C'est l'histoire d'un couple qui, arrivé dans la quarantaine, s'organise pour partir un an, en congé sabbatique, sac au dos, en Asie.
Petit détail : ceci s'est passé en 92-93 !
Après relecture de Routards & Cie, que Sally avait rédigé à notre retour, nous avons décidé d'en faire un blog d'une durée d'un an en respectant le texte original et sa chronologie afin d'y retrouver les émotions de l'époque.
Les 675 photos, les 65 documents scannés, les 12 dessins, les 125 vidéos et les 95 enregistrements sonores sont d'époque aussi.
Bonne lecture !

Siem Reap, 11 avril 1993

Une des porte d'Angkor Thom


Nous repartons vers Angkor, bien décidés à ne pas payer l’entrée, car il est de notoriété publique que l’argent reste dans la poche des gardiens. Les solutions ne manquent pas : on peut passer la barrière avant 6 heures du matin, heure d’ouverture officielle du site au lever du soleil, ou passer dans un flot de circulation car la route d’Angkor est utilisée par tous les habitants de la région.
Mais il est déjà 8 heures, nous sommes seuls sur la route, on nous voit arriver de loin !
Alors tentons notre joker : le petit chemin à droite dont on nous a déjà parlé à Bangkok et à Saïgon. “Mais quel petit chemin ? Nous en avons déjà vu trois !”
- Regarde, celui-là, avec toutes ces traces de roues dans la terre, allons-y, dit François.
On se prend la poussière, le sable, les trous, les bosses, les broussailles. Je n’en mène pas large… et soudain nous sortons de notre boyau de végétation sur le côté d’Angkor Wat. Ouf !


Avalokitesvara au Bayon

Devata au Bayon

Bas-relief au Bayon

Nous commençons par le Bayon, avec ses célèbres têtes au sourire énigmatique. La pierre est malade, la moisissure et le lichen gagnent de tous côtés, mais l’atmosphère est calme et sereine. C’est de près que le Bayon est beau, il faut prendre son temps, admirer la délicatesse des bas-reliefs d’apsaras et de devatas, et la force tranquille des visages aux yeux fermés, représentant à la fois Avalokitesvara, le Bouddha, et Jayavarman VII le roi mystique qui fit construire cet ensemble.
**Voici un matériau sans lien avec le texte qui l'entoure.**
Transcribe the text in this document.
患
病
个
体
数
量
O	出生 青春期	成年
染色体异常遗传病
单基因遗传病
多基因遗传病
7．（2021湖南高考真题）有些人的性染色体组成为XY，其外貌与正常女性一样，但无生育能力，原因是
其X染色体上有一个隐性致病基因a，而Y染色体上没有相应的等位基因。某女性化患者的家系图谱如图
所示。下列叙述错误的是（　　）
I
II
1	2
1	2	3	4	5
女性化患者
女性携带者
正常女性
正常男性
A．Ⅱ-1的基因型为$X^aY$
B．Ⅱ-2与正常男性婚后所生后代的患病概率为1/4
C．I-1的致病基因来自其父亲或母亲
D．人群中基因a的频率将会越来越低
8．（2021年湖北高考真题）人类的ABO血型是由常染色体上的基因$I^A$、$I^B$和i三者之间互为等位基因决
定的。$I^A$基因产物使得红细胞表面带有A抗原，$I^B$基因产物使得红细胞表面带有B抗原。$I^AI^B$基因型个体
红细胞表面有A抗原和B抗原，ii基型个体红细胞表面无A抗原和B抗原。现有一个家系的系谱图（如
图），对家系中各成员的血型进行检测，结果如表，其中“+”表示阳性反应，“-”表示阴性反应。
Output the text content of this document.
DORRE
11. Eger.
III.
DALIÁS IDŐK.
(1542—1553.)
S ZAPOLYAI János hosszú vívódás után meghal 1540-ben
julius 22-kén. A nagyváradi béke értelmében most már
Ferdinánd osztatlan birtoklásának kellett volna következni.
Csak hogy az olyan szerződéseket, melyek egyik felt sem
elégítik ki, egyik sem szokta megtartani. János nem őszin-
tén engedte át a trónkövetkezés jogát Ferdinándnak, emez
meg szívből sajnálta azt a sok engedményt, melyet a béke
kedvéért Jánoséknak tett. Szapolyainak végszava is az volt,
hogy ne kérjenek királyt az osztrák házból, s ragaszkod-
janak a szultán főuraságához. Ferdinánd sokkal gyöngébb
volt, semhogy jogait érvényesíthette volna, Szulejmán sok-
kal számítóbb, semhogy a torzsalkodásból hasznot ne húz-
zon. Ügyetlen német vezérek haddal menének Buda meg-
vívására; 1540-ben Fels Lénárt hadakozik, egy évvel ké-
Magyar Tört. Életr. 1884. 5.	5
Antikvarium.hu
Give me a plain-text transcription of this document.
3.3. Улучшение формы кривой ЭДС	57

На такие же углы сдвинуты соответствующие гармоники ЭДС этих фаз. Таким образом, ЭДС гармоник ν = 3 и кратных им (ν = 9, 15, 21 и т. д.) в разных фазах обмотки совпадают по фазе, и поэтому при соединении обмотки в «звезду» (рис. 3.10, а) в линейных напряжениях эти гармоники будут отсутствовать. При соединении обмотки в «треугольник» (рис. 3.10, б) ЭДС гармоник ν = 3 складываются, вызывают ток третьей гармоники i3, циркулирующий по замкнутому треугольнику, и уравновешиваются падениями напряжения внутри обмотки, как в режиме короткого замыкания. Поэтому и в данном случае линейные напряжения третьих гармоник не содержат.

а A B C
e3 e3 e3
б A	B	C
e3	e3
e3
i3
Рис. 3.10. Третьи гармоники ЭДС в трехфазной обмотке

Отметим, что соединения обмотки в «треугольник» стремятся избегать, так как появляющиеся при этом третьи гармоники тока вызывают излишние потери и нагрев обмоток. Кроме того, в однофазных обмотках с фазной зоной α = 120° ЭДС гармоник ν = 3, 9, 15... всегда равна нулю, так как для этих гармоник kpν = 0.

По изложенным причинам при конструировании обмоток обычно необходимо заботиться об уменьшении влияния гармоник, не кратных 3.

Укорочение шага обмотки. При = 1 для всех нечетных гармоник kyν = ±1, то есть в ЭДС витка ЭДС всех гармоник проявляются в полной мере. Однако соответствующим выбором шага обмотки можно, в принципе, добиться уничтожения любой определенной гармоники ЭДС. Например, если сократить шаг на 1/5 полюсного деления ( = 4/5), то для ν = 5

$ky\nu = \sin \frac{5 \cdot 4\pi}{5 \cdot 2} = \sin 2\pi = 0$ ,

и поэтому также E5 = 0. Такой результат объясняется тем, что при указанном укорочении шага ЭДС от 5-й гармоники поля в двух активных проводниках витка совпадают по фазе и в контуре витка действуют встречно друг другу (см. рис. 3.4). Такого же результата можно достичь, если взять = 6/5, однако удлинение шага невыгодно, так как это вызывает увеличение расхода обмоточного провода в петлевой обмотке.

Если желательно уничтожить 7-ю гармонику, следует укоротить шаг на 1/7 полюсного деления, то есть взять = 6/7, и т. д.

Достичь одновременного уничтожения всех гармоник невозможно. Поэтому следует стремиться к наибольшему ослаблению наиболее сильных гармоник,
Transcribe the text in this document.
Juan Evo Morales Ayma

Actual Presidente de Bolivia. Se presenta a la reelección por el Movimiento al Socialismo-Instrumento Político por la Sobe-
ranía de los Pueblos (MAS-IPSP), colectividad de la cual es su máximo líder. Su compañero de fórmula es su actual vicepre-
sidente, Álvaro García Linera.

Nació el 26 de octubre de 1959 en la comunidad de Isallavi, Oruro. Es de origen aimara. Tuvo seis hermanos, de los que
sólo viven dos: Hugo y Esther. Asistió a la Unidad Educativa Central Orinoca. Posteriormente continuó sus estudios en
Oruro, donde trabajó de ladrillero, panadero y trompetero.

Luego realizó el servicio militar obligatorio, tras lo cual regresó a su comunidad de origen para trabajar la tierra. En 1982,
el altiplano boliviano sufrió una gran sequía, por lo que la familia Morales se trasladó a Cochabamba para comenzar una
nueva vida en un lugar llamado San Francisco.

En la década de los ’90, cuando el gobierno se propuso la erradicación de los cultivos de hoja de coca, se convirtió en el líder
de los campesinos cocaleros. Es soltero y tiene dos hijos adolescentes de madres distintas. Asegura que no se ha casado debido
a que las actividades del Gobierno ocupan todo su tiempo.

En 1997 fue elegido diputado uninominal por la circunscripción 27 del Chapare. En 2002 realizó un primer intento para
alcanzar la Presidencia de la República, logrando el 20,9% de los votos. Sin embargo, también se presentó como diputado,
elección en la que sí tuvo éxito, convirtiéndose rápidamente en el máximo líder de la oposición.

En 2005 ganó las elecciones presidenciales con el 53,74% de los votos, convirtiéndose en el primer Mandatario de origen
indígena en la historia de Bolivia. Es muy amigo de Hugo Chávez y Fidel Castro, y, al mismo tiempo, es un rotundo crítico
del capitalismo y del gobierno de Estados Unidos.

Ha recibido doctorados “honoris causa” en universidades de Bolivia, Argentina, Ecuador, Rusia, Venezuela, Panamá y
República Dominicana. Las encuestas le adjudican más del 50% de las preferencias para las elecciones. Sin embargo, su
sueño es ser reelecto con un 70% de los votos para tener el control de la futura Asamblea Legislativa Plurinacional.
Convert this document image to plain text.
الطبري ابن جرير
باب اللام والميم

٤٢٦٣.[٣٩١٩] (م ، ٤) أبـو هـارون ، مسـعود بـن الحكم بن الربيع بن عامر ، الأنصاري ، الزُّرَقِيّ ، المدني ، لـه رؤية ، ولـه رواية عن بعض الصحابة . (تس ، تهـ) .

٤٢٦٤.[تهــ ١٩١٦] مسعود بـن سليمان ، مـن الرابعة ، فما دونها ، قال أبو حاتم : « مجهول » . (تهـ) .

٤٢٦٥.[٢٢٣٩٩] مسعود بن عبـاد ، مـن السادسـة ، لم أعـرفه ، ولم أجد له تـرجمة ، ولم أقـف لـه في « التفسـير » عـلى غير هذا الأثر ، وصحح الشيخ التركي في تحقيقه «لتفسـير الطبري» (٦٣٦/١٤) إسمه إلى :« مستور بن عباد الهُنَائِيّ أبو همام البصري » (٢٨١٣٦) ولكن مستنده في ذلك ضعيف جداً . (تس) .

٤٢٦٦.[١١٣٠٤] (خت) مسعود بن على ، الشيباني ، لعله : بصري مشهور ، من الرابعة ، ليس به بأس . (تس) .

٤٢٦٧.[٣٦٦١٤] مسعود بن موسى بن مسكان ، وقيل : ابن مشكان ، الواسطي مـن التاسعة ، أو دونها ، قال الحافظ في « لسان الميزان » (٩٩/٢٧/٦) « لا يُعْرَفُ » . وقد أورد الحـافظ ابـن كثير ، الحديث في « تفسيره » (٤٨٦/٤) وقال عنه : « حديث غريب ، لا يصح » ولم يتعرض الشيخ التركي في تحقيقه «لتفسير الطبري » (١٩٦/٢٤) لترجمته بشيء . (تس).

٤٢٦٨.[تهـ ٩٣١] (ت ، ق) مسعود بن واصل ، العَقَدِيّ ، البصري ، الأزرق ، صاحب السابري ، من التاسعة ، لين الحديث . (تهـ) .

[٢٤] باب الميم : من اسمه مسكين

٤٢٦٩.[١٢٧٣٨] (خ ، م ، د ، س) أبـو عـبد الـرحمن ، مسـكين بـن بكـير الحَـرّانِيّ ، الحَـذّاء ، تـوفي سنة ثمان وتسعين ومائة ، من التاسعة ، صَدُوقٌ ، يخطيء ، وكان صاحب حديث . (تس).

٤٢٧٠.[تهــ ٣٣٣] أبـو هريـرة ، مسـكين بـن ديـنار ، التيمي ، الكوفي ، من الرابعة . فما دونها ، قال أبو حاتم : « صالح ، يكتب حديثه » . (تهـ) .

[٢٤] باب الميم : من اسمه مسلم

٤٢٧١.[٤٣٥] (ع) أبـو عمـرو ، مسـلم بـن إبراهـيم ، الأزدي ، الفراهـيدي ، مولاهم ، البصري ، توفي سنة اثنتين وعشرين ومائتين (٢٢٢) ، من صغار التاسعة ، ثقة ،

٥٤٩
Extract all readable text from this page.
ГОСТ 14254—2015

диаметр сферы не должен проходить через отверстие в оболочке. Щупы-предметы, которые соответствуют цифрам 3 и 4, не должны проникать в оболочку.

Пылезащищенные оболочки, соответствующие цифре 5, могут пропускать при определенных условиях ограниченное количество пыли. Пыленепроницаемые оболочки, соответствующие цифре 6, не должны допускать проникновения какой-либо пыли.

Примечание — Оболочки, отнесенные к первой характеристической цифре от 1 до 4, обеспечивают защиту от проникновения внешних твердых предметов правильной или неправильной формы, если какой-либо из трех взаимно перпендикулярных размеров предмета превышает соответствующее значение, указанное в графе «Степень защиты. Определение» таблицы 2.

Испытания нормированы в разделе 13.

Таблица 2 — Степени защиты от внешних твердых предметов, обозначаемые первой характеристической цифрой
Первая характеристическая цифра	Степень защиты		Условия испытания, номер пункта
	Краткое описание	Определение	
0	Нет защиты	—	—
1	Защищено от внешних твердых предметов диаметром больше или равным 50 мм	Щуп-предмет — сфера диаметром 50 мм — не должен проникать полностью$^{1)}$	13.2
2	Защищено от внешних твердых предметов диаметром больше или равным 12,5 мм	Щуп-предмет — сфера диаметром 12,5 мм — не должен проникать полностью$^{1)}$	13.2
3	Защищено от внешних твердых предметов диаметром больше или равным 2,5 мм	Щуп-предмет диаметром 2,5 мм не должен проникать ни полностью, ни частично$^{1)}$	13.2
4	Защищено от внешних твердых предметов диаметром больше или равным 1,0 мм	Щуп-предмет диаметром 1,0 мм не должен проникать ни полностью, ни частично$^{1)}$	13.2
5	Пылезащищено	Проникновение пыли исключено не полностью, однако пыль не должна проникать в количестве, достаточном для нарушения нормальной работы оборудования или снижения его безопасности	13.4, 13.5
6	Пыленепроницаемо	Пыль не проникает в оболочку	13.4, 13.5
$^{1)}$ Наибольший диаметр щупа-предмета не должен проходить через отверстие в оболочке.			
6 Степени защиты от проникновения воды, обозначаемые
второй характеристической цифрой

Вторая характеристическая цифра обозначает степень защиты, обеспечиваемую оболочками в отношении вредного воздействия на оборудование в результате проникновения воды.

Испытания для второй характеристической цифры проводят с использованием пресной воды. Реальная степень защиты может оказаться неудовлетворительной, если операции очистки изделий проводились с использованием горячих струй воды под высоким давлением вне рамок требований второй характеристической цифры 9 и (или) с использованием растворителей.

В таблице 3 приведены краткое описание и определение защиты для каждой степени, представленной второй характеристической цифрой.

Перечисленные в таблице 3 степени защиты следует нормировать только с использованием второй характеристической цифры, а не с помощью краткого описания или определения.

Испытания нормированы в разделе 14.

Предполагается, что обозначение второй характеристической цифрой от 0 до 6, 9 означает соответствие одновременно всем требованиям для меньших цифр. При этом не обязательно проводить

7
L’après-midi, direction Angkor Wat, sans doute le plus connu de tous les temples. Malgré les fêtes du Nouvel An khmer, les Cambodgiens sont peu nombreux : “Nous avons peur, c’est pourquoi nous préférons rester chez nous,” nous dit l’un d’eux, “d’habitude c’est plein de monde ici !”
Même impression que la première fois : le temple manque de relief et sa couleur grise est triste, mais le soleil qui commence à baisser éclaire maintenant les extraordinaires bas-reliefs de la façade ouest qui font le tour de l’enceinte sur 800 mètres. Le Ramayana et le Mahabharata méritent bien ça !


Bas-relief à Angkor Wat

Fenêtres et toit d'une galerie d'Angkor Wat

Tiens, une grenouille dans la chambre !

Siem Reap, 10 avril 1993

Drapeau cambodgien avec Angkor Wat comme emblème


Vol de 50 minutes dans un Tupolev archiplein. Toujours beaucoup de locaux et une quinzaine de touristes.
Comme d’habitude, un chauffeur de taxi nous drague pendant que nous attendons les bagages, puis nous conduit vers sa guesthouse préférée, la Laundry Guesthouse ; trois chambres, dont l’une est déjà occupée par un UNTAC. Ça rassure tout de suite !
Presque en face de la guesthouse se dressent les baraquements de la Légion étrangère où flotte le drapeau français, et tout à côté, un restaurant-bar-dancing fort animé dans la nuit.

[Chanson à la radio]


Plusieurs restaurants de Siem Reap ont préféré jouer la carte de l’ONU : les prix ont brusquement augmenté pour permettre aux Onusiens de dépenser plus vite leurs dollars ! Pas étonnant, quand on sait qu’il y a au Cambodge 20 000 UNTAC avec 10 000 voitures neuves, et que les indemnités de repas journalières représentent à elles seules un mois de salaire moyen d’un Cambodgien !
Heureusement, il reste encore deux restaurants pour routards. Le Samatheap par exemple ; dès qu’un client s’assoit à une table, une nuée de jeunes filles se précipite sur lui. Laquelle va-t-il choisir ? La brune, la blonde ? Tiger, Miller, Angkor, Carlsberg ? Chaque demoiselle est payée pour vendre une marque de bière dont elle porte le T-shirt. Elles s’occupent particulièrement bien des messieurs seuls, viennent leur faire la causette pour éviter qu’ils ne s’ennuient... Que de sous-entendus dans ces points de suspension !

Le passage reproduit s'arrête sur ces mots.